A 501(c)(4) can’t spend more on politics than it does on social welfare activities. So Ryan asked Secretary of State Ken Bennett to see if the club “is on track in 2014 to double its social welfare activities” in line with its independent expenditures this year.

Club President Scot Mussi did not return calls seeking comment on Bennett’s probe. But in a letter to the secretary of state’s office, attorney Michael Liburdi said the club was in good standing with both the Arizona Corporation Commission and the IRS. The secretary of state did not have the authority to examine the club’s “conformance with its social welfare purpose,” Liburdi said.

But the secretary of state’s office responded that it does oversee Arizona campaign finance laws, and that it was asking a “legitimate threshold question” about whether the club was acting as a political organization or a nonprofit.

After a short investigation this summer, it found reasonable cause to believe that the club violated campaign finance laws by not filing as a political committee. It turned the question over to the attorney general, starting the chain of events that led to the city of Peoria.

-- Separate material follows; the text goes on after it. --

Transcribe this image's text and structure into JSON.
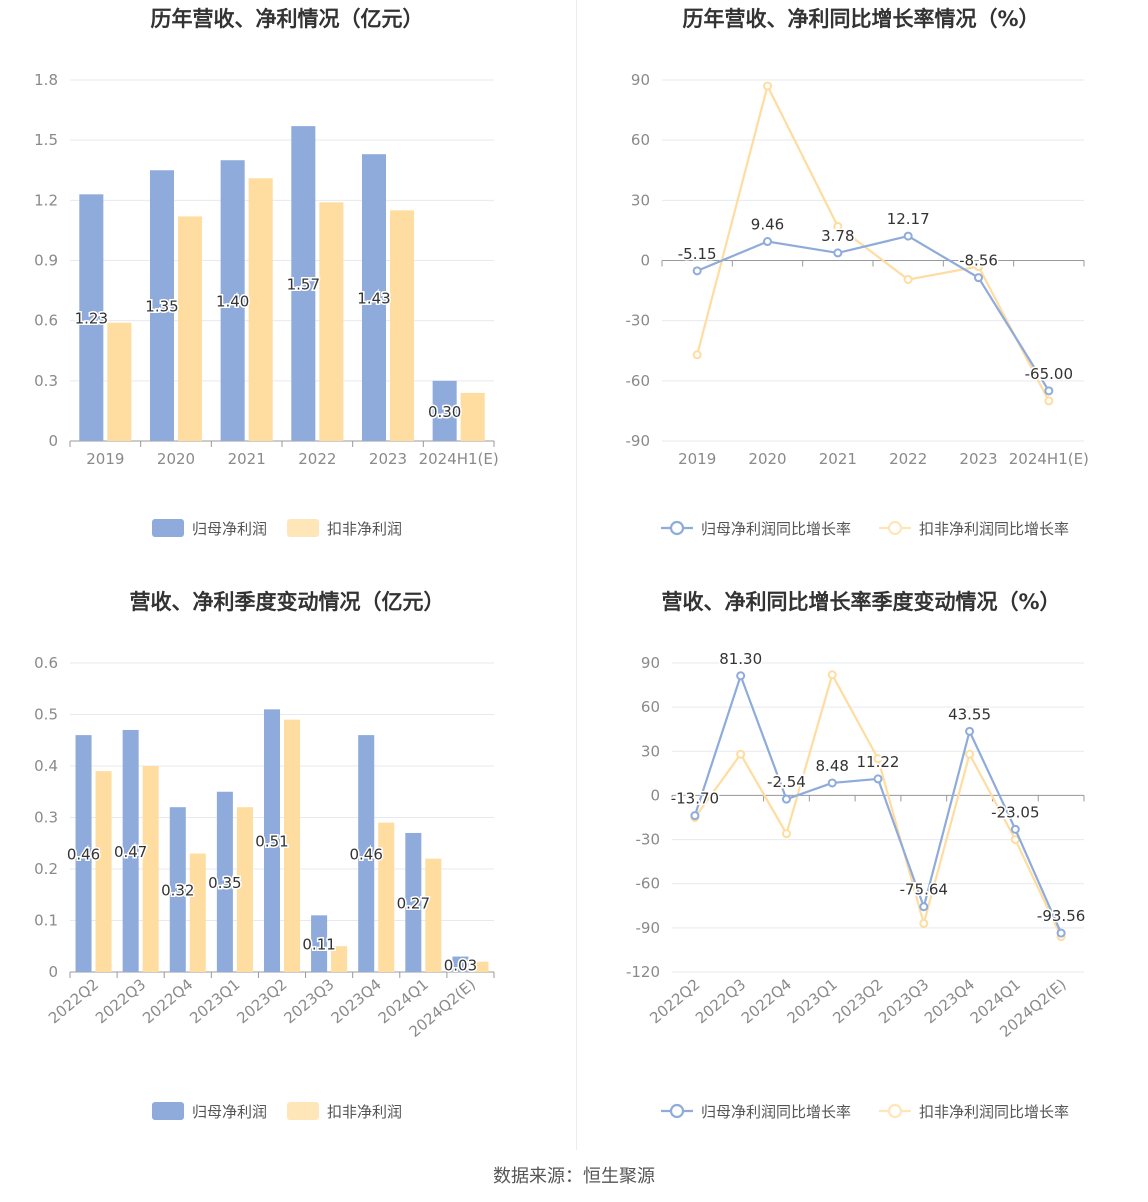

Ryan said he hopes the investigation will eventually bear fruit. And Ryan, who worked with Reagan in the past, said he he would like to see the Arizona Legislature take up the issue in 2015.

He thinks lawmakers should take a hard look at legislation recently passed in Utah, which “allows unlimited campaign contributions, but requires disclosure over a minimum amount given for political purposes.”

“I think the political climate is more conducive to an approach that would be similar to Utah’s law,” Ryan said.

Whatever form that change takes, voters like Braley think something has got to give.

“There’s just a lot of angst in America these days,” she said. “Is there going to be a way that we can … take our government back?”